Obama apresentará medidas para regulamentar armas de fogo

Após reunião com procuradora-geral dos EUA, presidente volta a condenar as altas taxas de mortes por violência armada no país. Pacote de ações executivas está repleto de riscos políticos e legais.

O presidente dos Estados Unidos, Barack Obama, apresentará na terça-feira uma série de ações executivas para combater a violência armada no país, ignorando assim o Congresso majoritariamente republicano e sua firma oposição ao controle de armas.
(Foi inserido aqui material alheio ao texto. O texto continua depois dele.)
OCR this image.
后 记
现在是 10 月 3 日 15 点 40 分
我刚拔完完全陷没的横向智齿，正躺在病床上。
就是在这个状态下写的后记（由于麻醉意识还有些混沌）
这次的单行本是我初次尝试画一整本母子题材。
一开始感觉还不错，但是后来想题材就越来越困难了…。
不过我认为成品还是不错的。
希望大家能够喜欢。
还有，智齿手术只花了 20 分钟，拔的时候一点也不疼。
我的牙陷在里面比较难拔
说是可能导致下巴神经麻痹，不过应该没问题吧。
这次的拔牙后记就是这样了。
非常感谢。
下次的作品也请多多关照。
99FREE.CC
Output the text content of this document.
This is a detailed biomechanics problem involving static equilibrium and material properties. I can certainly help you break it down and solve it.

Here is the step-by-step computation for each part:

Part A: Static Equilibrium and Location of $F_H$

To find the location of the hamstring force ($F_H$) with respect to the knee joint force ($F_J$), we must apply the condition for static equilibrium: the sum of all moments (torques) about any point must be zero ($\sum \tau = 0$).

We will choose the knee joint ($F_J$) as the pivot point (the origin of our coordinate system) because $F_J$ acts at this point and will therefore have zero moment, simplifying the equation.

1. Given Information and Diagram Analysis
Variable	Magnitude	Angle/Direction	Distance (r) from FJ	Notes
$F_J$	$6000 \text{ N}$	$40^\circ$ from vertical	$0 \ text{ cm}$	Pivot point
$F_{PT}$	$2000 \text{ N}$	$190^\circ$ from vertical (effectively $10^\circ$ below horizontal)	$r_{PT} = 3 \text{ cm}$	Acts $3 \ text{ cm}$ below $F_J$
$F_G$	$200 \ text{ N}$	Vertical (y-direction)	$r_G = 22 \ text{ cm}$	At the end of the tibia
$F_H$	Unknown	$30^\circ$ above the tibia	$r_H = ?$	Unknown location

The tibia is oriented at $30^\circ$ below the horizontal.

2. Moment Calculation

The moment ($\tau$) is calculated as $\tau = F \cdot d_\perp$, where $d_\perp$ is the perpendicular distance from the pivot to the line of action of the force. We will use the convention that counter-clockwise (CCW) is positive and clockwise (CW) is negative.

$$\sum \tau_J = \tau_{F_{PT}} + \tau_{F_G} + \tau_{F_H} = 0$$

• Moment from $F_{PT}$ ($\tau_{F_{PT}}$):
O anúncio foi feito nesta segunda-feira (04/01), após reunião de Obama com a procuradora-geral dos EUA, Loretta Lynch, na Casa Branca.

A sua primeira ação em seu último ano de mandato está repleta de riscos políticos e legais, com Obama pretendo tomar uma série de medidas unilaterais para acabar com o que ele chamou de "flagelo da violência armada".

Falando antes do anúncio, que será realizado na terça-feira no Salão Leste da Casa Branca, Obama voltou a condenar as altas taxas de tiroteio em massa e suicídios usando armas nos Estados Unidos, que excedem em muito os níveis em outros países.

"Temos dezenas de milhares de pessoas que são mortas a cada ano por armas de fogo", disse o presidente. Obama apontou que as propostas - apresentadas a ele pela procuradora-geral Lynch - visam a regulamentação de vendas de armas e reduzir as compras ilegais.

Assessores têm afirmado que as propostas podem incluir endurecer as regras para vendedores de armas, ampliando a verificação de antecedentes para mais compradores e reprimir os chamados "laranjas", intermediários que compram armas para indivíduos potencialmente suspeitos.

Obama, no entanto, admitiu que as medidas "não vão resolver todos os crimes violentos no país". "As medidas não vão impedir cada tiroteio em massa. E não vão manter armas longe das mãos de criminosos", disse. "Mas, elas irão, potencialmente, salvar vidas neste país."

Durante os sete anos da gestão de Obama, ataques armados mataram estudantes em Connecticut, fiéis na Carolina do Sul e espectadores numa sala de cinema no Colorado. Mortes por violência armada, muitas em suicídios, atingem uma média de 30 mil por ano nos EUA.

Pesquisas mostraram que a maioria da população americana apoia o endurecimento de leis armamentistas. Mas esse apoio sofreu recentemente um retrocesso, em meio a preocupações ligadas ao grupo "Estado Islâmico" (EI) e à ameaça ampla de terrorismo.

Além disso, a ação executiva de Obama pode exercer pressão sobre alguns de seus aliados democratas que enfrentarão duras batalhas eleitorais estaduais e em distritos congressionais conservadores.